Dekorra Town, Columbia County, Wisconsin
The Town of Dekorra lies 25 miles north of Madison on the east bank of the Wisconsin River in South-Central Wisconsin. Its rural landscape features drumlins, moraines and streams as well as Lake Wisconsin, a pool of the Wisconsin River that serves as the primarily recreational and scenic attraction in the Town and the surrounding area. The current population is estimated at about 2,500. However, population grew by almost 30 percent in the 1990s, prompting concern about the long-term viability of the Town’s rural character. As evidence of change, older seasonal houses close to Lake Wisconsin are being replaced by larger, year-round residents for retirees and farmland is often subdivided into 35-acre lots, the minimum lot size allowed by agricultural zoning. Some residents are also worried that housing prices in Madison could prompt commuter-oriented development since the Town is readily accessible to the state capitol via Interstate 39/90/94.
The Town of Dekorra borders Lake Wisconsin and is within easy commuting distance of the City of Madison.
In May 2005, the Town adopted a Comprehensive Plan designed in part to address rural preservation goals. The Plan contains a TDR mechanism that has been implemented in the Town’s Land Division and Subdivision Code. TDR sending areas are designated as “Agricultural and Woodland Preservation Area” on the Town’s Planned Land Use Map. This designation includes roughly three-quarters of the land area of the Township.
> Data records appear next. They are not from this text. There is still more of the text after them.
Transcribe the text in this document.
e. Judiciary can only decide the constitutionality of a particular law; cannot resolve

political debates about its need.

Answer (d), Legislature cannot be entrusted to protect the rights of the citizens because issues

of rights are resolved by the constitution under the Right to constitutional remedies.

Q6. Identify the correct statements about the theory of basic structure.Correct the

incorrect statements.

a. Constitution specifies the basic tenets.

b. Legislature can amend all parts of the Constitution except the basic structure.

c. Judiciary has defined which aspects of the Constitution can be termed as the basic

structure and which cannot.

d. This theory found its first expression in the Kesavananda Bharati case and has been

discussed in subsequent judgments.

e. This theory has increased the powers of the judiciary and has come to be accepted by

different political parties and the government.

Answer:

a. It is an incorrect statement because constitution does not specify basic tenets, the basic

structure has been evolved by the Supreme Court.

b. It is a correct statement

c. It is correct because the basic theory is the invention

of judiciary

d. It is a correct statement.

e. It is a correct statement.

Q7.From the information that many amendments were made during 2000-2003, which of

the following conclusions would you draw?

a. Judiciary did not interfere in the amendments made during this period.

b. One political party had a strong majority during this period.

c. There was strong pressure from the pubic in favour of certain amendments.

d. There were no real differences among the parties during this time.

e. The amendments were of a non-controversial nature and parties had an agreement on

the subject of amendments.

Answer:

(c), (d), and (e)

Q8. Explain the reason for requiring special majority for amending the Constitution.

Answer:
The TDR receiving areas consist of roughly 2,500 acres of land depicted on the Town’s Planned Land Use Map as TDR Receiving Areas. These receiving areas are adjacent to existing development in three locations on the western edge of the Town, near the Wisconsin River, and at three other sites in the interior of the Township. In these areas, land divisions are allowed for properties not constrained by wetlands, streams, shoreline setbacks, floodplains, hydric soils, soils with limitations for septic systems, soils with low potential for the installation of basements and steep slopes. Current zoning in these designated receiving areas allows one unit per 35 acres. For each seven lots in excess of that baseline, a receiving site developer must deed restrict 35 acres of land in the sending area. Since the sending area is zoned for one unit per 35 acres, the transfer removes one potential dwelling unit from the sending area. The maximum lot size generally allowed after land division is five acres and the minimum lot size, following the application of TDR, is one unit per one or two acres depending on the underlying zoning of the receiving area.
The Comprehensive Plan and Land Division/Subdivision Code specify that the sending and receiving areas must be contiguous and under common ownership until the County permits TDR sending and receiving sites to be non-contiguous.
As of the date of this profile, summer 2006, the Town was considering a TDR development called Legacy Oaks, which proposed 40 homes on a 340-acre site in the southwestern corner of the Town. The project was opposed by many nearby landowners who wanted no change in the minimum 35-acre lot size requirement.